Pendant six ans, je n'avais été rien de plus qu'une nounou gratuite et une « remplaçante confortable » en attendant qu'elle décide de revenir.
Ce soir-là, mes enfants ont vu mon désespoir et leurs visages se sont tordus de dégoût.
« T'as une sale tête », a ricané ma fille, avant de me pousser violemment.
J'ai dévalé les escaliers, ma tête heurtant le poteau dans un craquement sinistre. Alors que je gisais là, en sang, ils ont simplement ricané.
Mon mari est entré avec Iliana, m'a jeté un regard dédaigneux et a promis d'emmener les enfants manger une glace avec leur « vraie maman ».
« J'aimerais tellement qu'Iliana soit notre vraie maman », a lancé ma fille à voix haute en partant.
Seule, gisant dans une mare de mon propre sang, j'ai enfin compris. Les six années d'amour que j'avais déversées dans cette famille ne signifiaient rien pour eux.

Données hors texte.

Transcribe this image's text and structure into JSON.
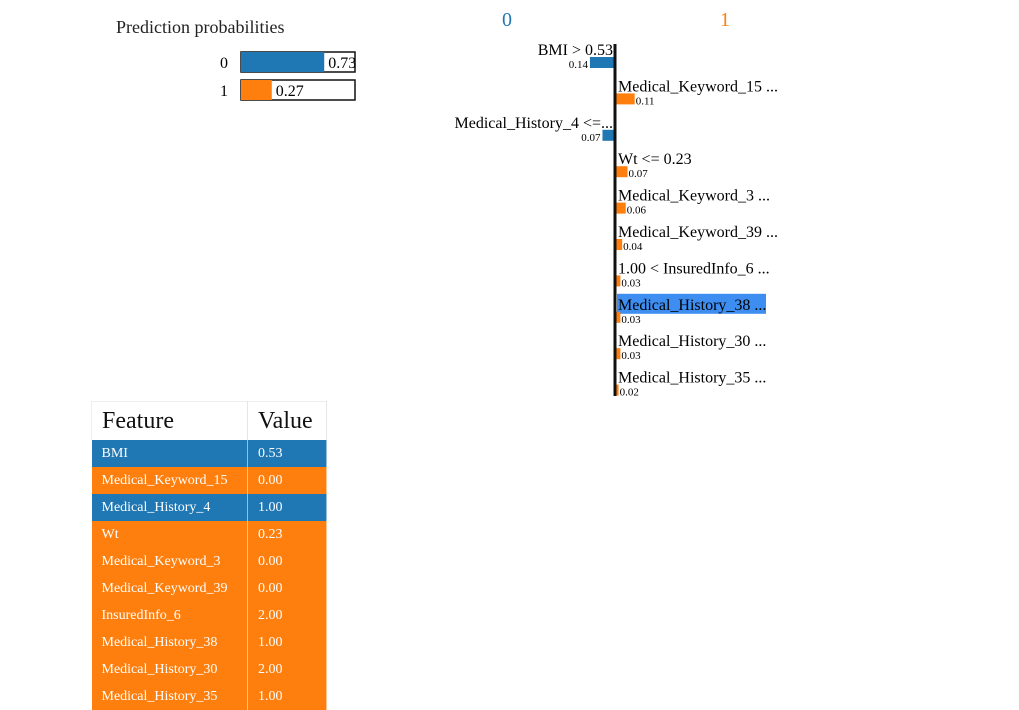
{
  "colors": {
    "class0": "#1f77b4",
    "class1": "#ff7f0e",
    "highlight": "#3d8ef0"
  },
  "probabilities": {
    "title": "Prediction probabilities",
    "items": [
      {
        "label": "0",
        "value": 0.73,
        "value_text": "0.73"
      },
      {
        "label": "1",
        "value": 0.27,
        "value_text": "0.27"
      }
    ]
  },
  "chart_data": {
    "type": "bar",
    "orientation": "horizontal",
    "class_labels": [
      "0",
      "1"
    ],
    "highlighted_label": "Medical_History_38",
    "bars": [
      {
        "label": "BMI > 0.53",
        "value": 0.14,
        "value_text": "0.14",
        "class": "0"
      },
      {
        "label": "Medical_Keyword_15 ...",
        "value": 0.11,
        "value_text": "0.11",
        "class": "1"
      },
      {
        "label": "Medical_History_4 <=...",
        "value": 0.07,
        "value_text": "0.07",
        "class": "0"
      },
      {
        "label": "Wt <= 0.23",
        "value": 0.07,
        "value_text": "0.07",
        "class": "1"
      },
      {
        "label": "Medical_Keyword_3 ...",
        "value": 0.06,
        "value_text": "0.06",
        "class": "1"
      },
      {
        "label": "Medical_Keyword_39 ...",
        "value": 0.04,
        "value_text": "0.04",
        "class": "1"
      },
      {
        "label": "1.00 < InsuredInfo_6 ...",
        "value": 0.03,
        "value_text": "0.03",
        "class": "1"
      },
      {
        "label": "Medical_History_38 ...",
        "value": 0.03,
        "value_text": "0.03",
        "class": "1",
        "highlighted": true
      },
      {
        "label": "Medical_History_30 ...",
        "value": 0.03,
        "value_text": "0.03",
        "class": "1"
      },
      {
        "label": "Medical_History_35 ...",
        "value": 0.02,
        "value_text": "0.02",
        "class": "1"
      }
    ]
  },
  "table": {
    "headers": [
      "Feature",
      "Value"
    ],
    "rows": [
      {
        "feature": "BMI",
        "value": "0.53",
        "class": "0"
      },
      {
        "feature": "Medical_Keyword_15",
        "value": "0.00",
        "class": "1"
      },
      {
        "feature": "Medical_History_4",
        "value": "1.00",
        "class": "0"
      },
      {
        "feature": "Wt",
        "value": "0.23",
        "class": "1"
      },
      {
        "feature": "Medical_Keyword_3",
        "value": "0.00",
        "class": "1"
      },
      {
        "feature": "Medical_Keyword_39",
        "value": "0.00",
        "class": "1"
      },
      {
        "feature": "InsuredInfo_6",
        "value": "2.00",
        "class": "1"
      },
      {
        "feature": "Medical_History_38",
        "value": "1.00",
        "class": "1"
      },
      {
        "feature": "Medical_History_30",
        "value": "2.00",
        "class": "1"
      },
      {
        "feature": "Medical_History_35",
        "value": "1.00",
        "class": "1"
      }
    ]
  }
}
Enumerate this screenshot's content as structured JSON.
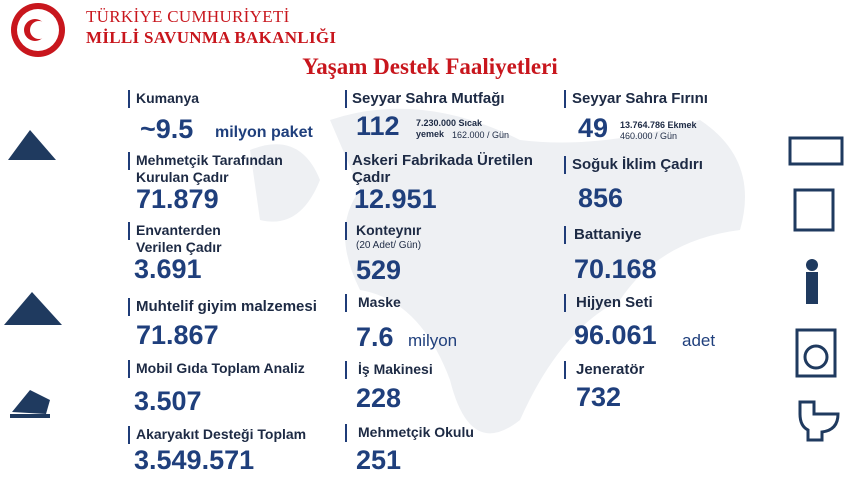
{
  "header": {
    "org_line1": "TÜRKİYE CUMHURİYETİ",
    "org_line2": "MİLLİ SAVUNMA BAKANLIĞI",
    "title": "Yaşam Destek Faaliyetleri"
  },
  "items": [
    {
      "label": "Kumanya",
      "value": "~9.5",
      "unit": "milyon paket"
    },
    {
      "label": "Mehmetçik Tarafından Kurulan Çadır",
      "value": "71.879"
    },
    {
      "label": "Envanterden Verilen Çadır",
      "value": "3.691"
    },
    {
      "label": "Muhtelif giyim malzemesi",
      "value": "71.867"
    },
    {
      "label": "Mobil Gıda Toplam Analiz",
      "value": "3.507"
    },
    {
      "label": "Akaryakıt Desteği Toplam",
      "value": "3.549.571"
    },
    {
      "label": "Seyyar Sahra Mutfağı",
      "value": "112",
      "note": "7.230.000 Sıcak yemek",
      "rate": "162.000 / Gün"
    },
    {
      "label": "Askeri Fabrikada Üretilen Çadır",
      "value": "12.951"
    },
    {
      "label": "Konteynır",
      "sub": "(20 Adet/ Gün)",
      "value": "529"
    },
    {
      "label": "Maske",
      "value": "7.6",
      "unit": "milyon"
    },
    {
      "label": "İş Makinesi",
      "value": "228"
    },
    {
      "label": "Mehmetçik Okulu",
      "value": "251"
    },
    {
      "label": "Seyyar Sahra Fırını",
      "value": "49",
      "note": "13.764.786 Ekmek",
      "rate": "460.000 / Gün"
    },
    {
      "label": "Soğuk İklim Çadırı",
      "value": "856"
    },
    {
      "label": "Battaniye",
      "value": "70.168"
    },
    {
      "label": "Hijyen Seti",
      "value": "96.061",
      "unit": "adet"
    },
    {
      "label": "Jeneratör",
      "value": "732"
    }
  ]
}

Très bien. Leur vœu était exaucé.
Chapitre 1
Le sol en marbre poli de la banque privée, sur la Place Vendôme, était froid sous mes pieds, un contraste saisissant avec la chaleur qui emplissait mon cœur. Aujourd'hui, c'était le grand jour. Pour leur sixième anniversaire, j'allais créer un fonds fiduciaire pour mes jumeaux, Léo et Chloé. Une surprise, le cadeau d'une mère pour assurer leur avenir.
J'ai fait glisser les documents sur le bureau du gestionnaire de fonds, un homme au sourire aimable nommé Monsieur Fournier.
« Tout semble en ordre, Madame Delacroix. »
Je lui ai rendu son sourire, un sourire sincère et heureux.
« Appelez-moi Alex, s'il vous plaît. »
Depuis six ans, j'étais Madame Delacroix, l'épouse du magnat de la tech Gabin Delacroix, et cela me semblait toujours irréel.
Il a tapoté sur son clavier, son sourire s'effaçant légèrement.
« Juste une vérification d'identité de routine, Alex. »
Quelques clics de plus, et son front s'est plissé. Il a levé les yeux de son écran vers moi, puis les a rabaissés.
« Je suis désolé, il semble y avoir un problème. »
« Un problème ? Le montant est-il trop élevé pour un seul virement ? » ai-je demandé, mon esprit s'emballant sur des questions pratiques.
« Non, ce n'est pas ça », dit-il d'une voix hésitante. « Le système rejette votre demande de création du fonds. »
Mon sourire s'est figé.
« Pourquoi ? Y a-t-il une erreur dans mes informations ? »
Il s'est éclairci la gorge, visiblement mal à l'aise.
« Selon nos dossiers, la mère légale de Léo et Chloé Delacroix n'est pas Alex Lefèvre. »
L'air a quitté mes poumons. C'était comme si le sol se dérobait sous mes pieds.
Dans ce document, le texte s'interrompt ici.